Face à un regard invalidant, les repères habituels qui permettent de se situer par rapport aux autres et à soi même sont fragilisés : c’est l’identité profonde qui est touchée. Comment, en effet, se reconnaître dans un regard qui « déconsidère » ? Le sujet est déchiré par des tensions contradictoires entre la tentative pour sauvegarder son unité et l’impossibilité d’y parvenir sans rejeter une part de lui même. Il est confronté à une dénégation de ce qui constitue tout ou partie de son être profond. Ce déchirement produit une conflagration psychique. La cohérence qui fonde les jugements de valeur est prise en défaut. Le bien et le mal, le juste et l’injuste, l’intériorité et l’extériorité se confondent. La confiance en soi se perd. L’amour propre devient désamour.
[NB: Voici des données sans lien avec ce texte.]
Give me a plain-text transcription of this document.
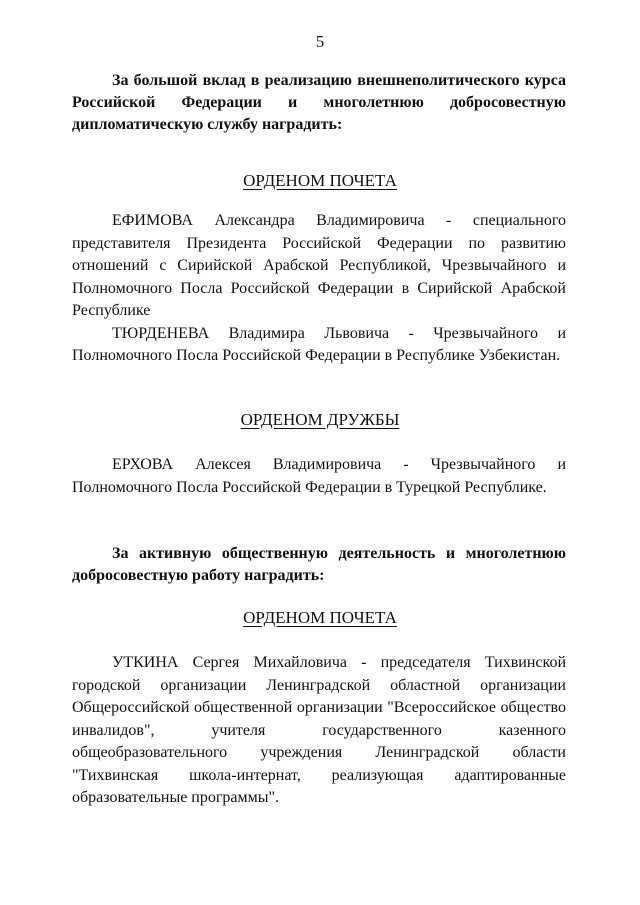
5
За большой вклад в реализацию внешнеполитического курса Российской Федерации и многолетнюю добросовестную дипломатическую службу наградить:
ОРДЕНОМ ПОЧЕТА
ЕФИМОВА Александра Владимировича - специального представителя Президента Российской Федерации по развитию отношений с Сирийской Арабской Республикой, Чрезвычайного и Полномочного Посла Российской Федерации в Сирийской Арабской Республике
ТЮРДЕНЕВА Владимира Львовича - Чрезвычайного и Полномочного Посла Российской Федерации в Республике Узбекистан.
ОРДЕНОМ ДРУЖБЫ
ЕРХОВА Алексея Владимировича - Чрезвычайного и Полномочного Посла Российской Федерации в Турецкой Республике.
За активную общественную деятельность и многолетнюю добросовестную работу наградить:
ОРДЕНОМ ПОЧЕТА
УТКИНА Сергея Михайловича - председателя Тихвинской городской организации Ленинградской областной организации Общероссийской общественной организации "Всероссийское общество инвалидов", учителя государственного казенного общеобразовательного учреждения Ленинградской области "Тихвинская школа-интернат, реализующая адаптированные образовательные программы".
Ces différents bouleversements conduisent à s’interroger sur la nature de la souffrance dans le sentiment de honte et sur la façon de restaurer l’identité blessée.

La considération négative

Une femme à tendance dépressive racontait en sanglotant, dans l’un de nos groupes, que sa grand-mère, paysanne très pauvre, lui avait dit un jour qu’elle cherchait à la prendre en photo : « C’est inutile, c’est du gaspillage. » Et la petite fille d’être submergée de honte, de colère et d’impuissance devant de refus de sa grand-mère : « Elle n’avait pas d’existence sociale, elle n’était rien ! »

La déconsidération confronte l’individu à une image négative qui le met dans une contradiction entre ce qu’il lui faut être pour se faire reconnaitre socialement et l’identité qui lui est assignée. Le chômeur sans emploi, le vagabond sans domicile, l’inactif sans « utilité », l’exilé sans patrie, le prisonnier auquel on dénie son nom en l’affublant d’un matricule, le clandestin sans papier, l’immigré sans droit... sont tous définis par un manque.

C’est ce manque qui devient l’élément principal de leur identité sociale. Ils ont alors le sentiment que c’est leur existence même qui est récusée, qu’il leur faut être différents de leurs semblables, c’est-à-dire de tous ceux qui partagent la même condition, mais qui sont socialement invalidés. « L’individu stigmatisé manque rarement de manifester l’ambivalence de ses identifications lorsqu’il voit l’un de ceux-ci exhiber, sous le mode baroque ou pitoyable, les stéréotypes négatifs attribués à sa catégorie. Car, en même temps que, partageant des normes sociales, il est dégouté par ce qu’il voit, il s’y sent retenu par son identification sociale et psychologique (...) de telle sorte que la répulsion se transforme en honte, et la honte en mauvaise conscience de l’éprouver. » [3] Il y a là un déchirement identitaire qui génère une souffrance.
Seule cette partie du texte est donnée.